Judge Awards $466M to Family of Man Executed in Iran

Iran must pay $466 million to the family of a Los Angeles man who was tortured and executed there a decade ago for spying, a federal court ruled.

U.S. District Judge Henry H. Kennedy Jr. ruled Dec. 28 that the family of Siavash Bayani is entitled to the money. The judge in Washington, D.C. found the suit met a "terrorist exception" to the law because the U.S. has designated the Islamic Republic of Iran as a state sponsor of terrorism.

The family won by default because Iran ignored the legal action and presented no defense.

The family had to provide proof leading to a damage award, and now must try to collect from a nation that does not recognize the jurisdiction of U.S. courts.

An after-hours call to the Interests Section of the Islamic Republic of Iran in Washington, D.C. was not answered.

Zohreh Mizrahi, a Century City attorney who represented the family, said Thursday that she is confident the plaintiffs will be able to collect by seeking Iranian assets frozen in the United States, which has an economic embargo with Iran.

"A U.S. judgment carries the legal weight that we need ... to bring a motion for attachment on any financial activity," she said.

Iran also has many financial and business interests in Europe and courts there will be asked to hand over some assets to satisfy the judgment, Mizrahi said.

Others who have won U.S. lawsuit judgments have found it hard to collect.

Bayani was an officer in the Iranian Air Force since before the 1979 revolution that overthrew the Shah of Iran.
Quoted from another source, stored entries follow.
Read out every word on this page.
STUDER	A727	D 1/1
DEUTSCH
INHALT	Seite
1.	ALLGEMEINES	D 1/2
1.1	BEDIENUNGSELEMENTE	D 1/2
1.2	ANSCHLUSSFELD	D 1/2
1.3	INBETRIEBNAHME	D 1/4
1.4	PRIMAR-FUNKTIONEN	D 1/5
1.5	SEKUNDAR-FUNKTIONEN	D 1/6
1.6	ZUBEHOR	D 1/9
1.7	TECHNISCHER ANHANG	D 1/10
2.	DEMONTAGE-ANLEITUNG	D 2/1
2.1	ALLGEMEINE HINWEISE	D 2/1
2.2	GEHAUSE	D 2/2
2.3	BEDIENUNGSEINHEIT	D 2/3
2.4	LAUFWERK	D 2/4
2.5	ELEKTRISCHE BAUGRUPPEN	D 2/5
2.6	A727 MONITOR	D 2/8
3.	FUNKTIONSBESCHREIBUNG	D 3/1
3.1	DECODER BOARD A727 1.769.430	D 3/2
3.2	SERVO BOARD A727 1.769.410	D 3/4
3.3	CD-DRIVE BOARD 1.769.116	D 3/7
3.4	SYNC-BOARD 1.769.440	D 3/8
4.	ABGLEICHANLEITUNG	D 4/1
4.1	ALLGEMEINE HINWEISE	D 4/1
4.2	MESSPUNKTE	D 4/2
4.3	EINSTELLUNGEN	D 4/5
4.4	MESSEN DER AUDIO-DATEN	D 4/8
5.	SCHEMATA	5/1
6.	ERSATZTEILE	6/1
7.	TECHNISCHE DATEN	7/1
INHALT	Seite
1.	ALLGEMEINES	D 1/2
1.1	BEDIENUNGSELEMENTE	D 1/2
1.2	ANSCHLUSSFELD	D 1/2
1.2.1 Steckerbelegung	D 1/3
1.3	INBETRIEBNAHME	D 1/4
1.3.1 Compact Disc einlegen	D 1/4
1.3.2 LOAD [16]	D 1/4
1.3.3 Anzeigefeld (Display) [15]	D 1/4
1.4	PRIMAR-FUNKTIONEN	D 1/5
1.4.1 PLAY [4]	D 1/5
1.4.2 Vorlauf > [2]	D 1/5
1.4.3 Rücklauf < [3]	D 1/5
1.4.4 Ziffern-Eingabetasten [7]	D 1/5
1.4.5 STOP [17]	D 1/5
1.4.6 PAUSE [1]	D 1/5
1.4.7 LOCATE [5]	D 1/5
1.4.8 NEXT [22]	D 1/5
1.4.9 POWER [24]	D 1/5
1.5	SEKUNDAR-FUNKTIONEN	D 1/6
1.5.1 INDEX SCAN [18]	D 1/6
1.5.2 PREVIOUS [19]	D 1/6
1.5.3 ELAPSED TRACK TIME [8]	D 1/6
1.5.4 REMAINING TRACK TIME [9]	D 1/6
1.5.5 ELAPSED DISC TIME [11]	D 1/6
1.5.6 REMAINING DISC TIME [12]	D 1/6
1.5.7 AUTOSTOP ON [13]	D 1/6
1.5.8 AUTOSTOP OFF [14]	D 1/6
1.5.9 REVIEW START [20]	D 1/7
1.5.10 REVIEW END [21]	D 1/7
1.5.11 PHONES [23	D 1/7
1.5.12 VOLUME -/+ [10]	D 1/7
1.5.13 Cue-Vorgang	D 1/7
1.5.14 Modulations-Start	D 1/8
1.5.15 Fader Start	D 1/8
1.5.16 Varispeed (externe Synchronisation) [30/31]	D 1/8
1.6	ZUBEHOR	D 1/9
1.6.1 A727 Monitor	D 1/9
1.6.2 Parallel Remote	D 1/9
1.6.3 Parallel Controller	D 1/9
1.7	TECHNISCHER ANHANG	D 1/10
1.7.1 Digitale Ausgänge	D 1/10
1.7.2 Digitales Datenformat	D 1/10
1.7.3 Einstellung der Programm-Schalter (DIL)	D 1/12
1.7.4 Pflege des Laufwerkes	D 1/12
He and his family sought U.S. asylum in 1984 after the Revolutionary Guard Corps began purging military officers who had served under the Shah.
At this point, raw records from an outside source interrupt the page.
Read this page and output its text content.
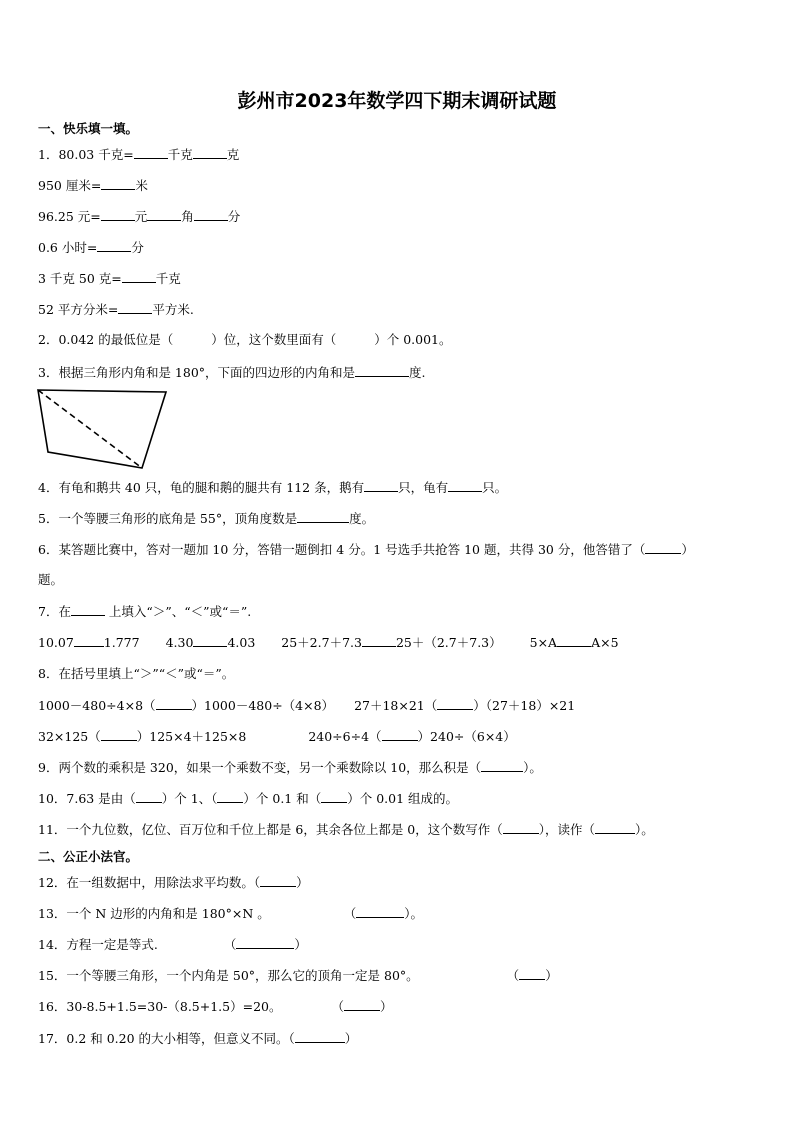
彭州市2023年数学四下期末调研试题
一、快乐填一填。
1．80.03 千克=	千克	克
950 厘米=	米
96.25 元=	元	角	分
0.6 小时=	分
3 千克 50 克=	千克
52 平方分米=	平方米.
2．0.042 的最低位是（	）位，这个数里面有（	）个 0.001。
3．根据三角形内角和是 180°，下面的四边形的内角和是	度.
4．有龟和鹅共 40 只，龟的腿和鹅的腿共有 112 条，鹅有	只，龟有	只。
5．一个等腰三角形的底角是 55°，顶角度数是	度。
6．某答题比赛中，答对一题加 10 分，答错一题倒扣 4 分。1 号选手共抢答 10 题，共得 30 分，他答错了（	）
题。
7．在	上填入“＞”、“＜”或“＝”.
10.07 1.777 4.30	4.03 25＋2.7＋7.3	25＋（2.7＋7.3） 5×A	A×5
8．在括号里填上“＞”“＜”或“＝”。
1000－480÷4×8（	）1000－480÷（4×8） 27＋18×21（	）（27＋18）×21
32×125（	）125×4＋125×8	240÷6÷4（	）240÷（6×4）
9．两个数的乘积是 320，如果一个乘数不变，另一个乘数除以 10，那么积是（	）。
10．7.63 是由（ ）个 1、（ ）个 0.1 和（ ）个 0.01 组成的。
11．一个九位数，亿位、百万位和千位上都是 6，其余各位上都是 0，这个数写作（	），读作（	）。
二、公正小法官。
12．在一组数据中，用除法求平均数。（	）
13．一个 N 边形的内角和是 180°×N 。	（	）。
14．方程一定是等式.	（	）
15．一个等腰三角形，一个内角是 50°，那么它的顶角一定是 80°。	（ ）
16．30-8.5+1.5=30-（8.5+1.5）=20。	（	）
17．0.2 和 0.20 的大小相等，但意义不同。（	）
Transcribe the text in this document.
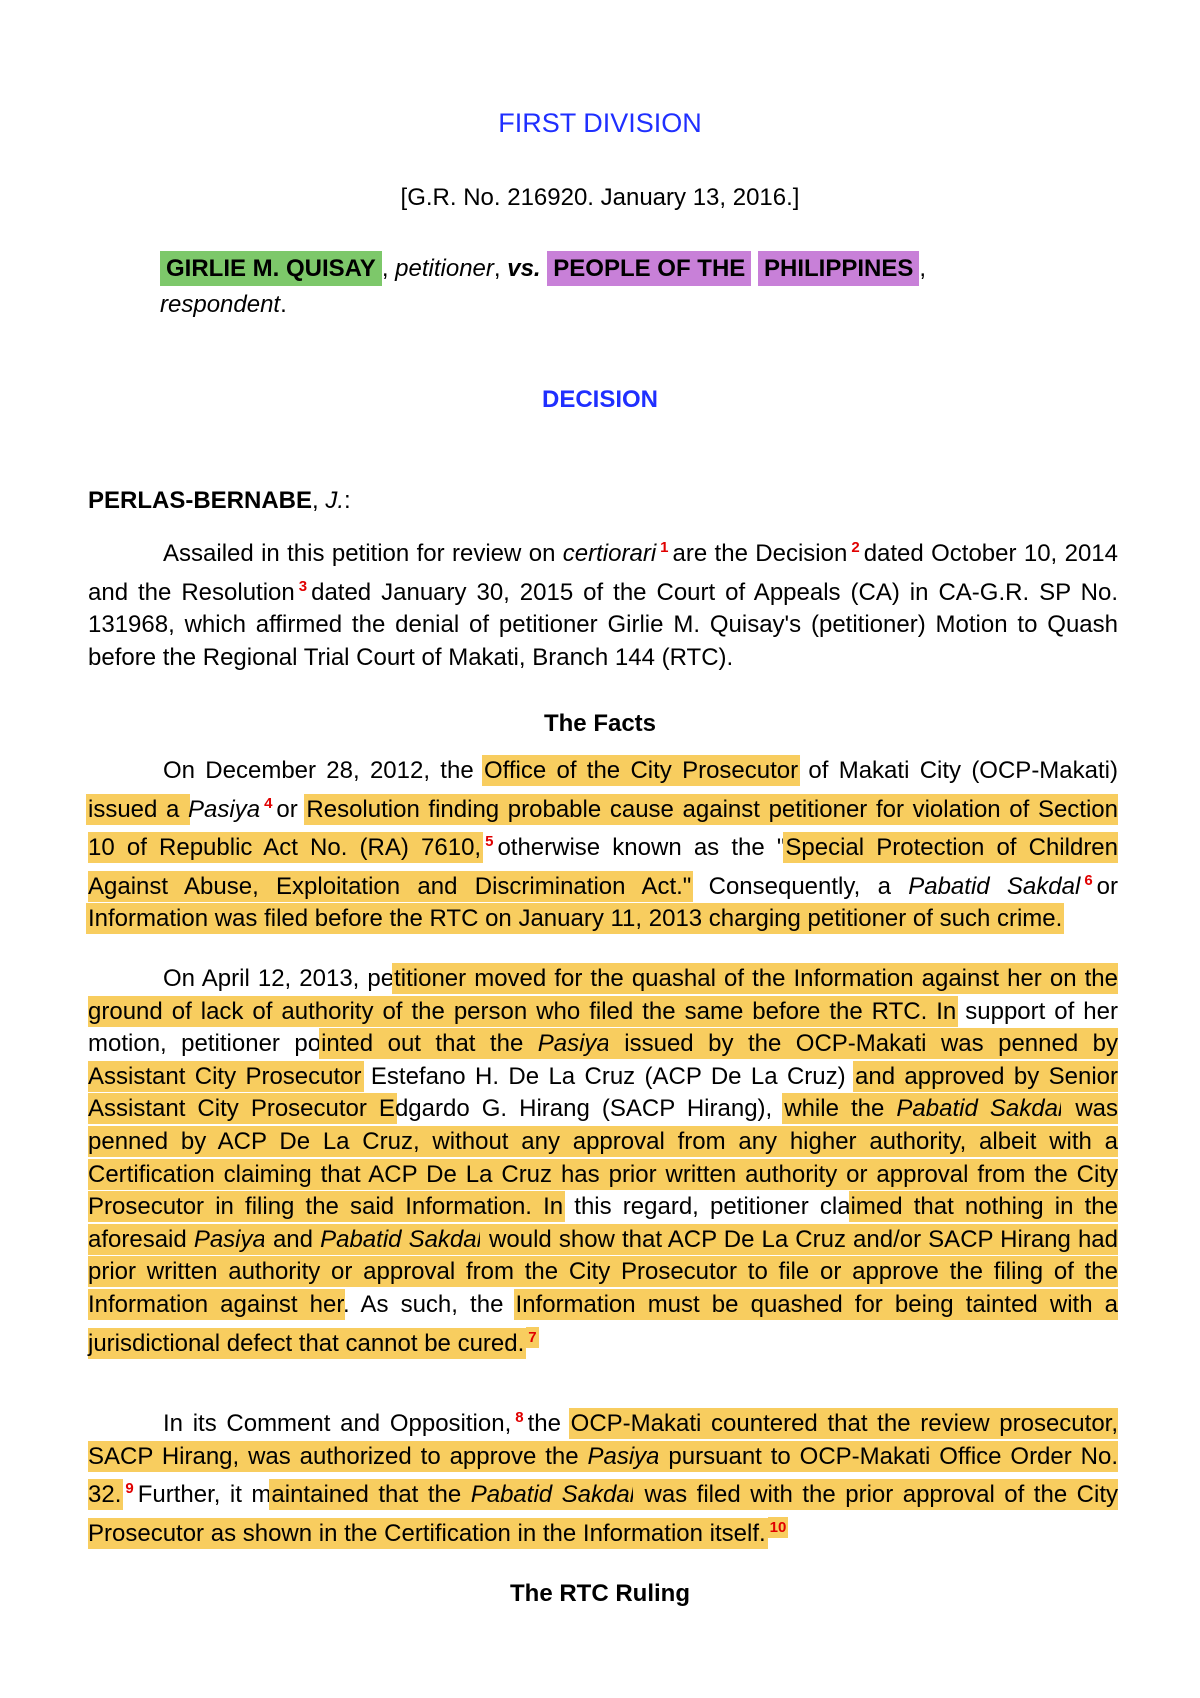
FIRST DIVISION
[G.R. No. 216920. January 13, 2016.]
GIRLIE M. QUISAY , petitioner, vs. PEOPLE OF THE PHILIPPINES ,
respondent.
DECISION
PERLAS-BERNABE, J.:
Assailed in this petition for review on certiorari $^1$ are the Decision $^2$ dated October 10, 2014 and the Resolution $^3$ dated January 30, 2015 of the Court of Appeals (CA) in CA-G.R. SP No. 131968, which affirmed the denial of petitioner Girlie M. Quisay's (petitioner) Motion to Quash before the Regional Trial Court of Makati, Branch 144 (RTC).
The Facts
On December 28, 2012, the Office of the City Prosecutor of Makati City (OCP-Makati) issued a Pasiya $^4$ or Resolution finding probable cause against petitioner for violation of Section 10 of Republic Act No. (RA) 7610, $^5$ otherwise known as the "Special Protection of Children Against Abuse, Exploitation and Discrimination Act." Consequently, a Pabatid Sakdal $^6$ or Information was filed before the RTC on January 11, 2013 charging petitioner of such crime.
On April 12, 2013, petitioner moved for the quashal of the Information against her on the ground of lack of authority of the person who filed the same before the RTC. In support of her motion, petitioner pointed out that the Pasiya issued by the OCP-Makati was penned by Assistant City Prosecutor Estefano H. De La Cruz (ACP De La Cruz) and approved by Senior Assistant City Prosecutor Edgardo G. Hirang (SACP Hirang), while the Pabatid Sakdal was penned by ACP De La Cruz, without any approval from any higher authority, albeit with a Certification claiming that ACP De La Cruz has prior written authority or approval from the City Prosecutor in filing the said Information. In this regard, petitioner claimed that nothing in the aforesaid Pasiya and Pabatid Sakdal would show that ACP De La Cruz and/or SACP Hirang had prior written authority or approval from the City Prosecutor to file or approve the filing of the Information against her. As such, the Information must be quashed for being tainted with a jurisdictional defect that cannot be cured. $^7$
In its Comment and Opposition, $^8$ the OCP-Makati countered that the review prosecutor, SACP Hirang, was authorized to approve the Pasiya pursuant to OCP-Makati Office Order No. 32. $^9$ Further, it maintained that the Pabatid Sakdal was filed with the prior approval of the City Prosecutor as shown in the Certification in the Information itself. $^{10}$
The RTC Ruling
Bayani became a naturalized citizen but in 1995 he returned to Iran to care for his mother, who was terminally ill with leukemia. He was arrested after being in the country about five months.

According to the suit, Bayani was tortured in prison. His mother-in-law testified that when she saw Bayani he had been beaten so badly that he could not walk upright and whippings had deformed his head and neck so much that "he had become a new being."

Bayani's mother found when she visited the prison that he had lost half of his body weight and he was covered in bruises, according to a finding of fact in the court ruling.

Iranian officials eventually contacted the family and offered to help get Bayani released in exchange for money. Family members paid $95,000, but Bayani was tried by a revolutionary court and hanged in 1997. The official Iranian government newspaper reported he was executed as a spy for the "Great Satan," meaning the United States.

The lawsuit, filed on behalf of Bayani's widow, two children and his estate, named the Iranian republic, the Ministry of Intelligence and Security, the Revolutionary Guards Corps and several government and religious leaders, including former President Akbar Hashemi Rafsanjani and the country's supreme leader, Ayatollah Ali Khamenei.

The suit claimed that Bayani's arrest, detention and execution were ordered by a revolutionary structure that acted in parallel to the formal government.

In his ruling, the judge found the suit had not provided any evidence that Rafsanjani, Khamenei or others were liable.

But he said the Iranian republic, intelligence ministry and Revolutionary Guards Corps owed the family and estate $66,331,500 for assault, battery, false imprisonment and intentional infliction of emotion distress.

The judge also awarded $400 million in punitive damages.